Wien. In Kooperation mit der Stadt führte die Universität Wien eine Lebensqualitätstudie durch, deren Teilbereich Kinderbetreuung am Dienstag veröffentlicht wurde. Dabei offenbarte die Studie positive und negative Seiten der städtischen Kinderbetreuung. Die letzte Lebensqualitätstudie stammt von 2013, für die aktuelle Ausgabe wurden von März bis Dezember 2018 rund 8450 Interviews durchgeführt.

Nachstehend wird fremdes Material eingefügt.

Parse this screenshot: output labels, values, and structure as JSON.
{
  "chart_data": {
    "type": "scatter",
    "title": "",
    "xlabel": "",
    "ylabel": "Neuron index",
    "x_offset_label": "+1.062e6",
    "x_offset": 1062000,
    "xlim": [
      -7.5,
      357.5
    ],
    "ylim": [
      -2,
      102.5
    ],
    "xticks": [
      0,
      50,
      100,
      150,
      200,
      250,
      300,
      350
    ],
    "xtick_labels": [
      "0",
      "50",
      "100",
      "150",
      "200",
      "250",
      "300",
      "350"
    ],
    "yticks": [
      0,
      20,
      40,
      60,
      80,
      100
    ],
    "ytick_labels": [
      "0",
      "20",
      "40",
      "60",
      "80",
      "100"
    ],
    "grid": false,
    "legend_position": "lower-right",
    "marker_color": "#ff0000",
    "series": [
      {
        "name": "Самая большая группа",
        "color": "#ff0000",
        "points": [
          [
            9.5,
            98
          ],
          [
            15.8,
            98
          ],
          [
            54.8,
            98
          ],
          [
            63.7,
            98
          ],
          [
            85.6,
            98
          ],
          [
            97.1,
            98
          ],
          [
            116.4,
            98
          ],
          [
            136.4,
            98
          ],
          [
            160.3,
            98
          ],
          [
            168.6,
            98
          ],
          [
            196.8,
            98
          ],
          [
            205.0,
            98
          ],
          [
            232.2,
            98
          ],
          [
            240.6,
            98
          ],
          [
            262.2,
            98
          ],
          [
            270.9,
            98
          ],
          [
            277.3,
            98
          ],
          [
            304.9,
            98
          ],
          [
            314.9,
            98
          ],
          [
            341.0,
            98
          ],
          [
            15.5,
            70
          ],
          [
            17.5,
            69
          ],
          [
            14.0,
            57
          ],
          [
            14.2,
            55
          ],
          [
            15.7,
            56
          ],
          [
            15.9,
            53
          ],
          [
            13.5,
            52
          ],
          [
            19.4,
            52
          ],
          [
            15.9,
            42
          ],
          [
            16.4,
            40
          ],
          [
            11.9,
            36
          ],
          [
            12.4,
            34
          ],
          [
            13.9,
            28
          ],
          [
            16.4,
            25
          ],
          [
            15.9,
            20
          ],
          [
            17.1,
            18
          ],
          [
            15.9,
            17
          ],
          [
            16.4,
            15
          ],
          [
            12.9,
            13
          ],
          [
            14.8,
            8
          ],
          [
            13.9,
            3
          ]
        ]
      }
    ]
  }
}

Schlechte Verfügbarkeit von Betreuungsplätzen
Die Studie ergibt, dass besonders viel Handlungsbedarf bei den verfügbaren Betreuungsplätzen herrscht. Nur 31 Prozent der Wiener Eltern sind der Meinung, dass sich die Suche nach Krippen- oder Tagesmutterplätzen als relativ einfach ausnimmt. Die überwiegende Mehrheit tut sich schwer damit, Betreuungsplätze für die kleineren Kinder zu finden. Nur etwas mehr als die Hälfte der Befragten gaben an, dass sich die Suche nach Kindergartenplätzen sehr gut oder gut gestaltete. Raimund Haindorfer (Soziologie Wien) hebt ein Ergebnis diesbezüglich besonders hervor: „23 Prozent der Eltern vergaben die Note fünf in der Beurteilung über die Verfügbarkeit im Bereich Krippe, Tagesmutter oder Ähnliches. Das ist fast ein Viertel. Da würde ich schon sagen, dass das auf einen Handlungsbedarf hinweist.“
Erfolgsquoten bei unter Dreijährigen
Wien sticht bekanntlich durch eine im österreichweiten Vergleich besonders hohe Quote von ganztägig betreuten Unter-Dreijährigen hervor. Dieser Trend hat sich auch in der letzten Studie gehalten: Mittlerweile werden fast neun von zehn unter dreijähriger, in Krippen betreuter Kinder ganztägig betreut, während sich die Unterschiede zu anderen Bundesländern bei Drei- bis Sechsjährigen in der Betreuungsquote ausgleichen. Mit knapp unter 45 Prozent weist Wien insgesamt unter allen Bundesländern die höchste Betreuungsquote bei Unter-Dreijährigen auf.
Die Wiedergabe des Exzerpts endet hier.